Cela fait six ans et 209 jours que j'attends d'écrire ce blog sur « Le professeur ». Un succès en MotoGP™ après 120 Grands Prix pour un pilote qui ne correspond certainement pas au stéréotype d'un coureur de classe mondiale. L'incroyable victoire de Johann Zarco (Prima Pramac Racing) dans le dernier tour est non seulement totalement méritée, mais universellement célébrée. La longue attente après 19 podiums en MotoGP™ en valait la peine pour le double Champion du Monde Moto2™ qui est un personnage unique dans le monde fou du MotoGP™.
Il y a sept ans, il était 1h30 du matin, un lundi, dans un aéroport de Melbourne désert, lorsque nous nous sommes frayés un chemin pour trouver notre vol à destination de Kuala Lumpur, en route pour le Grand Prix de Malaisie 2016. J'entendais le son d'un piano en fond, mais je n'y prêtais pas attention. La journée de Phillip Island avait été longue, difficile et exaltante, et la musique d'aéroport n'était pas destinée à m'émouvoir. En tournant la tête j'ai vu, assis tout seul à un clavier, Johann Zarco en train de jouer, sans personne à côté de lui. Le Champion du Monde Moto2™ était totalement absorbé par sa musique, évacuant sa déception de ne pas garder la tête du général cet après-midi-là lors du Grand Prix d'Australie après avoir terminé 12e. Il s'est racheté six jours plus tard à Sepang.
Trois semaines plus tard, les célébrations dans notre hôtel après le dernier Grand Prix de la saison à Valence battaient leur plein. Johann Zarco fêtait avec son équipe un deuxième Championnat du Monde Moto2™ avant de passer au MotoGP™.
Comme nous l'avons vu, après la victoire historique de samedi, chaque succès du Français est célébré par le légendaire salto arrière depuis une barrière de sécurité. Cette fois-ci, il n'y avait pas de barrière et le bar a été vidé de ses verres pour que le champion puisse faire son backflip sous les applaudissements.
Nous avions surnommé Zarco « le professeur » pour sa façon d'expliquer et d'analyser en détail chaque question. Avec son calme qui le caractérise, le Français était comme un professeur d'université expliquant à ses étudiants ce qu'il s'était passé lors des qualifications, mais il y a bien sûr une autre facette. On ne gagne pas 17 Grands Prix et deux titres mondiaux sans être impitoyable. Il avait déjà contrarié certains de ses rivaux en Moto2™ avant de s'attaquer aux plus grands. Rien n'a changé et Valentino Rossi, en particulier, n'appréciait pas qu'il se heurte à quelques légendes du MotoGP™, surtout lors de cette première saison.

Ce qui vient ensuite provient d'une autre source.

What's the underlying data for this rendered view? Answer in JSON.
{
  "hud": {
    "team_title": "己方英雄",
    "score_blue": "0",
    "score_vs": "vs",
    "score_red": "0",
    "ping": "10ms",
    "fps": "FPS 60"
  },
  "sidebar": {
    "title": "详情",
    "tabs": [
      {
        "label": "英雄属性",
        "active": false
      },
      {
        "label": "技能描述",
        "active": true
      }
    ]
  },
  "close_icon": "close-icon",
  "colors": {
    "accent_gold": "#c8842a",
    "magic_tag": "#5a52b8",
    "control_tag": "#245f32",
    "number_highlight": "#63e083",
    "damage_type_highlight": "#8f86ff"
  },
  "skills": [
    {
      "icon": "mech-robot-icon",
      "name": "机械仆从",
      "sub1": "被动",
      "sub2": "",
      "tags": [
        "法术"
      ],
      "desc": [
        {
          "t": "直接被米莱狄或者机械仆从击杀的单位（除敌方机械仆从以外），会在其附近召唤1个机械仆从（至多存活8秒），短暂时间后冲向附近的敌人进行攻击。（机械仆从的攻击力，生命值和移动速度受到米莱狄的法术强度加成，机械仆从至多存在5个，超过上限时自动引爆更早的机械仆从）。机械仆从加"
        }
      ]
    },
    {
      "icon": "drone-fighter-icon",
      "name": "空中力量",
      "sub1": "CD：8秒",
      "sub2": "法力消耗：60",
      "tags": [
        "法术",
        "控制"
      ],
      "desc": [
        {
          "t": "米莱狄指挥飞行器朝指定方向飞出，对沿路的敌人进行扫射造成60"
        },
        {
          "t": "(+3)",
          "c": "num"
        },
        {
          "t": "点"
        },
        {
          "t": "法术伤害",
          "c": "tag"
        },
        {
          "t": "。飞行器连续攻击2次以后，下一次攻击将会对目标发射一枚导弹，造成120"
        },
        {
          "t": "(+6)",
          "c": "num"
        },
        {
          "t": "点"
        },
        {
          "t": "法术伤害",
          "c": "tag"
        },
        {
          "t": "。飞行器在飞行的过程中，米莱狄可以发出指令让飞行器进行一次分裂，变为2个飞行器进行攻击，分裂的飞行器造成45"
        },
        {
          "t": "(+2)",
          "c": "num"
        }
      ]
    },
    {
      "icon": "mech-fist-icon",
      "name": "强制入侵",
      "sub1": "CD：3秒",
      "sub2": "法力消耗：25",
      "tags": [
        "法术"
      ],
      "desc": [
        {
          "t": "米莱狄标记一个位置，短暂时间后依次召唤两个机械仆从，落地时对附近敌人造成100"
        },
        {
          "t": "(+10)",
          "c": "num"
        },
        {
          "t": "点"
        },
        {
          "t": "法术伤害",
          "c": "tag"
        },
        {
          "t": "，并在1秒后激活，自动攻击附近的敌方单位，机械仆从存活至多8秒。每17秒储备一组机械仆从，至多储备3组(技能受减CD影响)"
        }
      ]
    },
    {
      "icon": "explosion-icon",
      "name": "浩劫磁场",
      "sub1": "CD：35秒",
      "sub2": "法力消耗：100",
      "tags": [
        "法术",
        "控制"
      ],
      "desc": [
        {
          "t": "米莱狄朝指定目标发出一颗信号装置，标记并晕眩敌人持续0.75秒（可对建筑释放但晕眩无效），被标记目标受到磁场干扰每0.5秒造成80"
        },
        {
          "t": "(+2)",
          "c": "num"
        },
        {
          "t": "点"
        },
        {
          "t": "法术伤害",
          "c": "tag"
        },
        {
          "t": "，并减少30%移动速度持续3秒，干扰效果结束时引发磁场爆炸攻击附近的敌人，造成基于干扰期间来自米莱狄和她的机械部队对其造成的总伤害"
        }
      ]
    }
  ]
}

Je n'ai vu Johann changer de personnalité entre la piste et la conférence de presse qu'une seule fois. C'était à Barcelone, lorsqu'un journaliste italien posait des questions indiscrètes sur l'accident mortel de Luis Salom en 2016. Le Français s'est offusqué du ton du transalpin et a menacé de sauter par-dessus le pupitre de la conférence de presse pour régler la situation. Marc Márquez (Repsol Honda Team) était intervenu pour le calmer.
D'autres ont dû attendre plus longtemps pour remporter leur première victoire en catégorie reine. Jack Findlay a fait ses débuts en 500cc au Nürburgring en 1958. Son premier succès est arrivé lors du Grand Prix d'Ulster en 1971, qui était son 92e départ en 500cc, soit une attente de 13 ans et 25 jours.
Aleix Espargaró (Aprilia Racing) a pris part à encore plus de Grands Prix avant cette première victoire. L'Espagnol a fait ses débuts à Indianapolis en 2009. Ce succès au GP d'Argentine 2022 est arrivé le jour de son 200e départ en MotoGP™, soit une attente de 12 ans et 216 jours.
Nous avons attendu longtemps avant que Johann Zarco ne remporte sa première et unique victoire en 125cc. Il a débarqué dans la catégorie en tant que champion de la Red Bull Rookies Cup et ce premier triomphe en Grand Prix est arrivé en 2011 à Motegi après six deuxièmes places la même saison. Johann Zarco est passé en Moto2™ l'année suivante et, une fois de plus, il a dû faire preuve de patience avant que les victoires ne s'enchaînent. Il a débloqué son compteur lors du Grand Prix d'Argentine 2015 avant de signer 14 succès supplémentaires ainsi que deux titres mondiaux. Le Français est passé en MotoGP™ en 2017, débutant au Grand Prix du Qatar sans savoir qu'il gagnerait sa première course six ans et 290 jours plus tard en Australie.
J'espère que Johann a trouvé ce même piano à l'aéroport de Melbourne lundi matin pour célébrer dans le plus pur style Zarco. Il l'a bien mérité.